Last week I asked you to discuss your thoughts based your experience and exposure to pop culture, entertainment, news and your own awareness on what those issues might be that Asian American Theatre could and does now speak to.
I have enjoyed reading your discussion very much. It is interesting how many conversations there are about the era of Internment camps during WWII. Many of you have had some terrific insight to the social experience that you have had in your lives. Thank you for all the personal reaction to this topic.
I thought I would have us continue this discussion in this way:
I would ask the same question to you again and share your thoughts on Asian American Theatre and those issues you feel are important now based on our reading this week, your research of Asian American Theatre and the conversion with David Henry Hwang, the posted articles and video about “Yellow-face” casting and the challenges for Asian American performers in America today.
Has your opinion changed? Why or why not?
What have you learned or discovered this week that may have changed what you feel is important to the issues of the Asian American society and culture?
How can Theatre/TV and Film better serve the Asian American public and those issues that we see are being wrestled with?
Make sure you answer is at least 150 words and that you respond to two other posts.
First student response: (Kaven)
The subject of inequality among Asian American actors have not changed and will remain the same until we see drastic changes within the movie industry, especially with Hollywood films.
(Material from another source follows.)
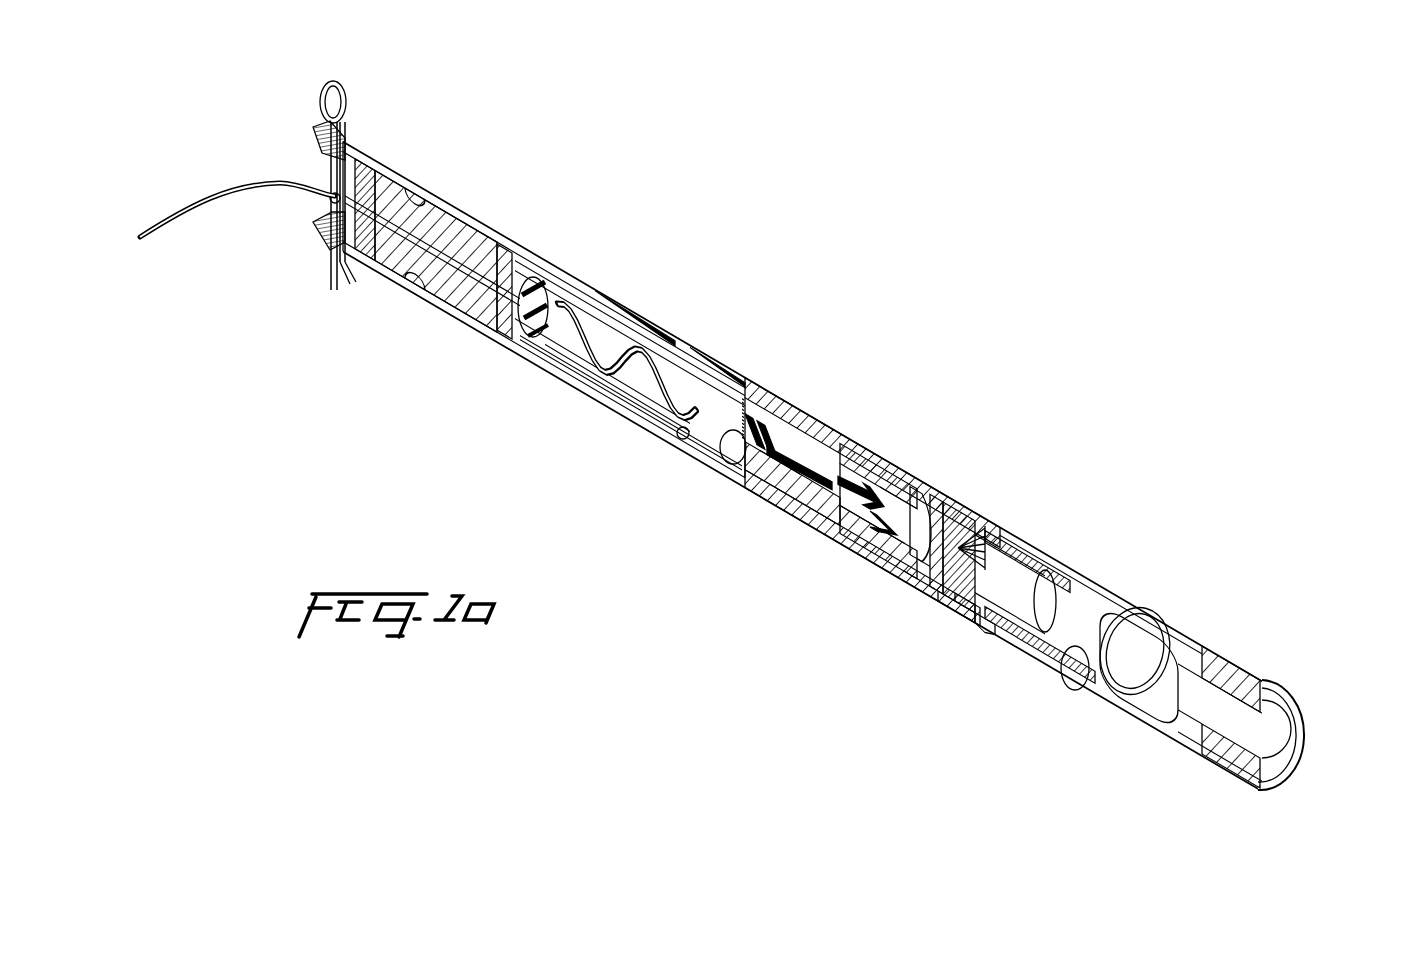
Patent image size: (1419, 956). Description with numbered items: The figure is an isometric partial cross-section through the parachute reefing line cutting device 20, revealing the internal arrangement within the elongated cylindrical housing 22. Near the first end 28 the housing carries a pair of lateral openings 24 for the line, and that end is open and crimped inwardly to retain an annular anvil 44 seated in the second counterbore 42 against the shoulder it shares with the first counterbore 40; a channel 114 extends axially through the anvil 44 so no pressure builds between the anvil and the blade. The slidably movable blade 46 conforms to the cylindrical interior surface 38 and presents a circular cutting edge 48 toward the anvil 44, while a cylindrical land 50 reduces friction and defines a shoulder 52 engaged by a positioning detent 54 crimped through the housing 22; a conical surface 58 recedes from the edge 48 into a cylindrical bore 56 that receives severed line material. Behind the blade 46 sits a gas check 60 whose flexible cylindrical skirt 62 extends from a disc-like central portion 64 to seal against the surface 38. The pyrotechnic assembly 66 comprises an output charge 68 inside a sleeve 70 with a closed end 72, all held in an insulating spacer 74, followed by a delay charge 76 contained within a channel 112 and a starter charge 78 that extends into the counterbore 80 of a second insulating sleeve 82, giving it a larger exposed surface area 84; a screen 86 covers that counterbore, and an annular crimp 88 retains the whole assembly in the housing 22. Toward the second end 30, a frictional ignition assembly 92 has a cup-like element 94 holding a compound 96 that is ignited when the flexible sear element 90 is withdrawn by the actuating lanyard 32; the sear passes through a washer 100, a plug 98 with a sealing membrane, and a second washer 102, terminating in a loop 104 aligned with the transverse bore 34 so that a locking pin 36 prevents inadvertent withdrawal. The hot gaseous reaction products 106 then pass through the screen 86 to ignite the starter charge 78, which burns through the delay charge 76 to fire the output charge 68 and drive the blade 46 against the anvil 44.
We can look back in history and compare the racial injustice currently being displayed in today’s theatre culture. An Asian American actress by the name of Anna May suffered the reality of being Asian in Hollywood. She was snubbed for a role due to “unwritten rules” in the 1940s, which prohibited interracial romance. Rob Schneider who is a quarter Filipino is the only “Asian” American who actually is able to land roles depicting his ethnicity. I understand that Hollywood and all the major movie companies need to make money to cover the budget and so forth, but sooner or later “Yellow face casting” is going to blow up in their face, similarly like the #metoomovement, it’s just a matter of time.
Second student response: (Justice)
I think that one of the main themes I found through the readings was that Asian Americans are restricted on the types of stories they can write about, mainly when it comes to the writing stories that might not be seen as Asian American. For example, if an Asian America writer were to write a play about 17th century England, it would be rejected as not Asian American, though it comes from an Asian American writer and playwright. I believe that as time progresses, this might change and a time where people from any heritage can write about specific places and times in history without the thought of having to cast people of specific races,
The interview video of David Henry Hwang was very interesting to me! His analyzation of multiculturalism within the theater is quite great considering he recognizes that plays can question and contradict race. I think that my opinion when it comes to Asian American theater has changed over the past week or so, Mainly, because I now see the many great theaters and theater productions that have been created with the thought in mind of promoting actors of Asian American races.
Before completing these studies, I did not consider or think much about the Asian American Theater within the realm of theater productions. Learning this week that Los Angeles is home to one of the oldest and most prominent Asian American theater organizations, East West Players, was truly rewarding as I grew up and was raised in Los Angeles. I believe that the Asian American public can be better served by having color-blind-casting within Hollywood television and film productions.